The reusable grocery bag is a way to avoid paper or plastic when packing your food wares. It’s an easy way to save on the needless use of disposable grocery bags. But does this come at an unexpected cost or create an unanticipated consequence? Could this be having an impact on foodborne illness?
Recently, I was reading an article about a study involving the contents of these empty reusable shopping bags. The contents of an empty bag, you might ask? You bet.
The study found that 64% of the reusable bags tested were contaminated with some level of bacteria and close to 30% had elevated bacterial counts higher than what’s considered safe for drinking water. Further, 40% of the bags had yeast or mold, and some of the bags had an unacceptable presence of coliforms, fecal intestinal bacteria such as E. coli, when there should have been zero bacteria.

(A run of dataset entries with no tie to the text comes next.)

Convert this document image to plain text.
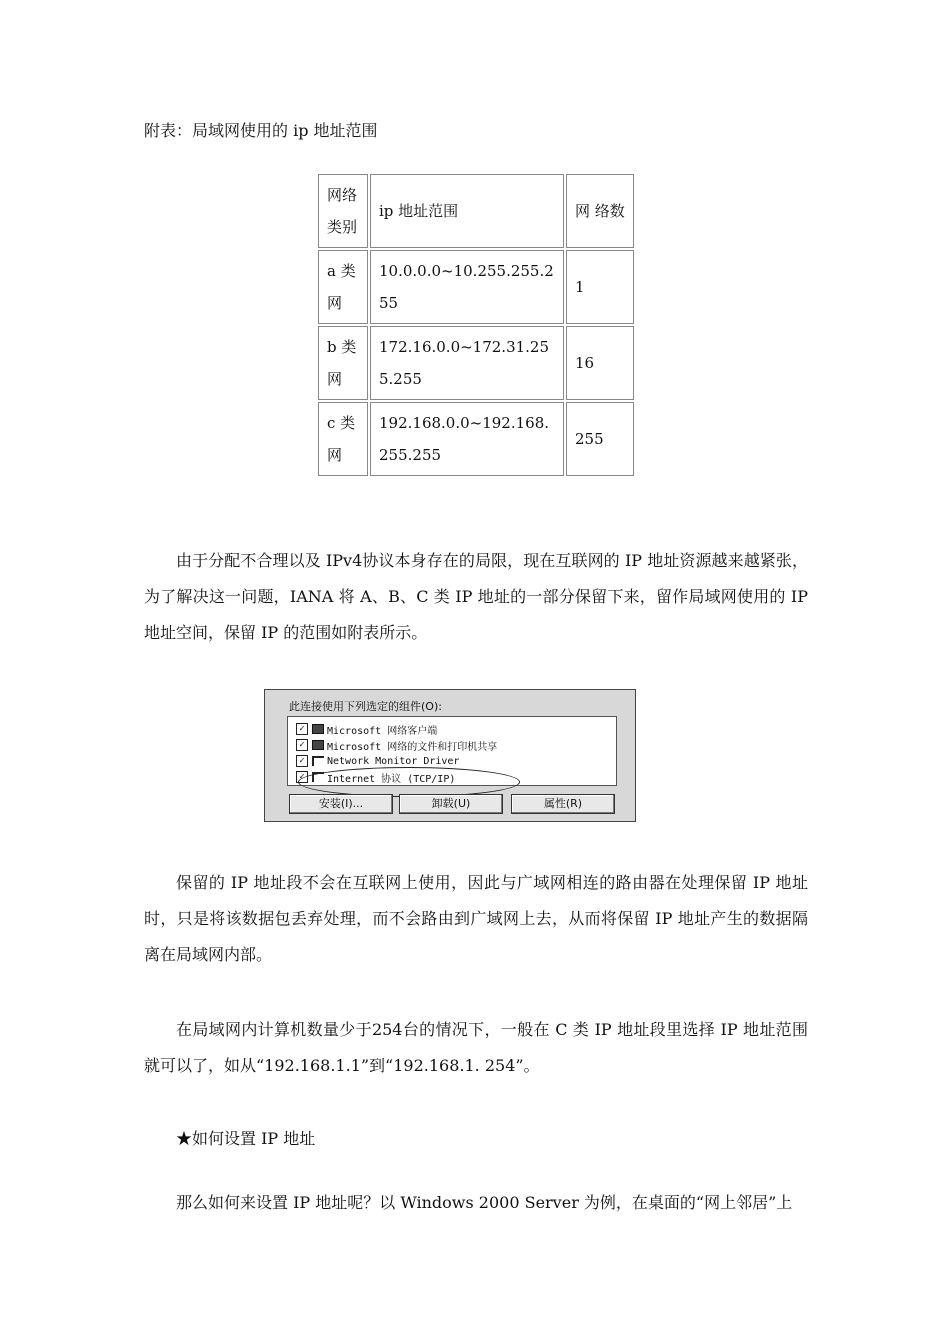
附表：局域网使用的 ip 地址范围
网络类别	ip 地址范围	网 络数
a 类网	10.0.0.0~10.255.255.255	1
b 类网	172.16.0.0~172.31.255.255	16
c 类网	192.168.0.0~192.168.255.255	255

由于分配不合理以及 IPv4协议本身存在的局限，现在互联网的 IP 地址资源越来越紧张，为了解决这一问题，IANA 将 A、B、C 类 IP 地址的一部分保留下来，留作局域网使用的 IP 地址空间，保留 IP 的范围如附表所示。

此连接使用下列选定的组件(O):
✓	Microsoft 网络客户端
✓	Microsoft 网络的文件和打印机共享
✓	Network Monitor Driver
✓	Internet 协议 (TCP/IP)
安装(I)...	卸载(U)	属性(R)

保留的 IP 地址段不会在互联网上使用，因此与广域网相连的路由器在处理保留 IP 地址时，只是将该数据包丢弃处理，而不会路由到广域网上去，从而将保留 IP 地址产生的数据隔离在局域网内部。

在局域网内计算机数量少于254台的情况下，一般在 C 类 IP 地址段里选择 IP 地址范围就可以了，如从“192.168.1.1”到“192.168.1. 254”。

★如何设置 IP 地址

那么如何来设置 IP 地址呢？以 Windows 2000 Server 为例，在桌面的“网上邻居”上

It seems that people aren’t washing the bag insides on a regular basis. Use after use of these bags without disinfection is proving to be a potential danger. A chicken package can leave a trace of Salmonella and Campylobacter. Fresh fish could be leaving samples of Listeria and Norovirus and that hamburger package could be leaving behind the dreaded E. coli O157:H7 bacterium. E. coli O157:H7 is a pathogen sometimes associated with ground beef. The bacterium is responsible for very intense food poisoning and when complications from that food poisoning arise, we see terrible diseases like hemolytic uremic syndrome (HUS), a blood disease that typically attacks the young and elderly and which sometimes leads to an even more tragic complication, death.
As little as 10 E. coli O157:H7 bacteria could be enough to cause sickness; just the smallest traces of this bacterium can cause serious problems. Problems no family should have to face. The threat of foodborne illness needs to be weighed against the environmental impact. One question to consider is… does it make more sense to use the disposable plastic bag provided by your grocer?
Maybe the solution doesn’t have to involve abandoning the reusable kitchen bag. Keeping the bags specifically for fresh produce and dry goods separate from bags for meats might help. Disinfecting the bags after every use might also help. Shopping shouldn’t have to be a choice between doing what’s best for the earth and doing what’s best for your family. Exploring options as suggested above may make these choices not necessarily mutually exclusive.